Так шли годы, и, наконец, само время стало торопить меня. Тридцать лет жизни в мире искусства — это вполне цельный блок времени, мысли, родившиеся в этот временной отрезок, уже более не отражают переживания и взгляды на жизнь какого-то одного, может быть, много мнящего о себе человека, они стали ощущением, взглядом на мир целого поколения. Все чаще и отчетливее стал я чувствовать, что когда-то пережитые мной события воспринимаются мной еще и сейчас как только что свершившиеся, что люди, с которыми я когда-то общался, остались моими современниками, людьми сегодняшнего дня. Молодым же людям, моим собеседникам, все это представляется уже историей и, тем самым, приобретает совершенно другой смысл. И они, мои молодые собеседники, ожидают свидетельствований от тех, которым судьба дала возможность заглянуть в прошлое, кого наделила способностью проследить и установить связь времен.
И я решился собрать разбросанные во времени свои эссе, повествующие в основном о том, что было очарованием, счастьем, удачей, опытом моей юности, причем решился на это не с целью оказаться героем книги, ее сутью, а лишь для того, чтобы передать читателям ценности, которые обогатили духовную жизнь моего поколения. Это — встречи с людьми, городами, книгами, музыкой, встречи со временем, иногда вдохновляющие, а затем опять разочаровывающие.

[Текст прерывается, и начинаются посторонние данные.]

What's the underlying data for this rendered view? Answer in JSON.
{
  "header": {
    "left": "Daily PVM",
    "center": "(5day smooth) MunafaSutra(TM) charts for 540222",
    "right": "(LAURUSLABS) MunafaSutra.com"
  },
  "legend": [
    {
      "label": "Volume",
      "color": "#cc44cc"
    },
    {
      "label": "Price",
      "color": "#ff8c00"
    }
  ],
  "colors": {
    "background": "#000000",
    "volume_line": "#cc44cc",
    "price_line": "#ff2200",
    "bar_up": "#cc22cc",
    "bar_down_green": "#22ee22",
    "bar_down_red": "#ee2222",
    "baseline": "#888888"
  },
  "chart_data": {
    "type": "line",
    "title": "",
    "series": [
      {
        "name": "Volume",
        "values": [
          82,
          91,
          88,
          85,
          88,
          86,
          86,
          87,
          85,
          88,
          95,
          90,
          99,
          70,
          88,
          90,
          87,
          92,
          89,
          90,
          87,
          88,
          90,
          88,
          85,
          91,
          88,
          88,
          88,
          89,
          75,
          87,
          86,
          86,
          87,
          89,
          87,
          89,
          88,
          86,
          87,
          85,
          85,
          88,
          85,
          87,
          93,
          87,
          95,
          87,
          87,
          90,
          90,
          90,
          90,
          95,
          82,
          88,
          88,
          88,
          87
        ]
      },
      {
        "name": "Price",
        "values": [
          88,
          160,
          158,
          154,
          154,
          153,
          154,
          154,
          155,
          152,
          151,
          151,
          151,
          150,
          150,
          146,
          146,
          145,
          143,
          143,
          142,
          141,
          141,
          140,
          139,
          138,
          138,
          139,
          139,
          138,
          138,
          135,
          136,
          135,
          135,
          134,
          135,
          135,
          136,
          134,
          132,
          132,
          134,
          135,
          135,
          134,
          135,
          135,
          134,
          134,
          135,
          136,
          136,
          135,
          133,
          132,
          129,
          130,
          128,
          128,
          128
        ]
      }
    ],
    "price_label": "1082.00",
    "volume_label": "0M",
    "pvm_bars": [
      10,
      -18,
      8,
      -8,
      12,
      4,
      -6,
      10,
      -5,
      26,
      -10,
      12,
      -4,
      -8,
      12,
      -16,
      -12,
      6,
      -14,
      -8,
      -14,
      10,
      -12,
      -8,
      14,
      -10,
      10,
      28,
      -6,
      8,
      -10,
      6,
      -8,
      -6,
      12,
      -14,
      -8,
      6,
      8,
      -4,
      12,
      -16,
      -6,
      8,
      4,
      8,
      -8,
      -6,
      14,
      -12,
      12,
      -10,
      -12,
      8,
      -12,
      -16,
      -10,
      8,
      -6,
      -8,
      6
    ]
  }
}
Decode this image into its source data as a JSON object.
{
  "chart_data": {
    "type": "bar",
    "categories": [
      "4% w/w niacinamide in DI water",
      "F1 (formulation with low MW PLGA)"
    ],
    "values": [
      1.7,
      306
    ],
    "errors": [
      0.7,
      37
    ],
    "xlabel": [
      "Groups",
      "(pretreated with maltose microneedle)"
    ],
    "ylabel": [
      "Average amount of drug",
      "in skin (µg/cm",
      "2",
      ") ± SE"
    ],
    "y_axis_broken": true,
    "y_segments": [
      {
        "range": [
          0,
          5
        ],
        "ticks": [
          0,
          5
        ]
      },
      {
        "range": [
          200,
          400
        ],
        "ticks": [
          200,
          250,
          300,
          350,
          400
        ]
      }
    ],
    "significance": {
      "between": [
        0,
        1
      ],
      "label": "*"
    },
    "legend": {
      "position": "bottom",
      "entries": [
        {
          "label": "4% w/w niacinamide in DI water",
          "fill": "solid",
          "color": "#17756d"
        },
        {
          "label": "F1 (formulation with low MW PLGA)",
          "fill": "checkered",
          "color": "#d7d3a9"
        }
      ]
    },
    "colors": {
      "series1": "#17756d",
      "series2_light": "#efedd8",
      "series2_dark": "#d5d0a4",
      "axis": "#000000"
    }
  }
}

Возможно, многие, именно те, для кого политика теперь (роковым образом) стала очень важной, почувствуют, что в книге недостаточное внимание уделено атмосфере времени. Но если эта книга в духовном плане и являет собой нечто цельное, то лишь из-за моего страстного желания стоять во всем вне политики, из-за неколебимого стремления понять даже самое чуждое мне, оценивать в народах и временах, в людях и произведениях лишь положительное, только творческое и с этим желанием понять смиренно, преданно служить нашему вечному идеалу: гуманному взаимопониманию между людьми, культурами и нациями.
Стефан Цвейг.
Лондон, 1937
ВОСПОМИНАНИЯ О ЭМИЛЕ ВЕРХАРНЕ [19]
К изданию от 27 ноября 1926 года
Эти страницы, посвященные благодарной памяти Эмиля Верхарна, исторгло у меня в 1916 году, в самый разгар мирового пожара, потрясение, вызванное вестью о его смерти. Их публикации воспрепятствовало распространившееся в то время опасное заблуждение, будто война сводит на нет и значение культурных ценностей противника: писать в те дни с любовью о бельгийце значило идти наперекор духу, или, вернее, бездушию, эпохи. Поэтому в 1917 году, минуя цензуру, я частным образом отпечатал лишь несколько экземпляров этой книжки, предназначавшихся только для избранных друзей. И все они (спасибо им за то!) оправдали мое доверие: ни один из экземпляров не стал предметом огласки, и, таким образом, первое издание книги явилось как бы тайным реквиемом, исполненным при закрытых дверях, панихидой по усопшем друге в кругу ближайших друзей.
Пусть же сегодня, в десятую годовщину того скорбного дня, созданный втайне образ глубоко чтимого нами по-прежнему горячо любимого поэта открыто предстанет точь-в-точь таким, каким он был запечатлен мною тогда.
Пусть все, кто любит Верхарна-поэта, заглянув в его жизнь, получат новое подтверждение своей любви!
Стефан Цвейг
На третьем году войны тысячеликая смерть вырвала из жизни Эмиля Верхарна; подобно растерзанному менадами Орфею, он погиб под колесами одной из тех машин, которые он воспевал.
Судьба держала меня тогда, как и в другой скорбный час, в час погребения поэта, вдали от него; злая, нелепая судьба нашей эпохи, по милости которой национальные языки вдруг превратились в рубежи между народами, родина стала тюрьмой, дружеское участие—преступлением, и люди, связанные узами духовного родства и дружбы, были вынуждены называть друг друга врагами. Все чувства, кроме ненависти, были запрещены и карались законом. Но скорбь — кто может изгнать это чувство, живущее в глубочайших, недоступных тайниках души! А воспоминания! Кто преградит путь этому священному потоку, теплыми волнами омывающему сердце! И если наш неразумный век может разрушить настоящее или омрачить будущее, то прошедшее не подвластно этой разрушительной силе; лучшие дни его, словно яркие светочи, сияют во мраке наших дней, и отблеск их падает на эти страницы, которые я пишу в память о Верхарне и себе в утешение.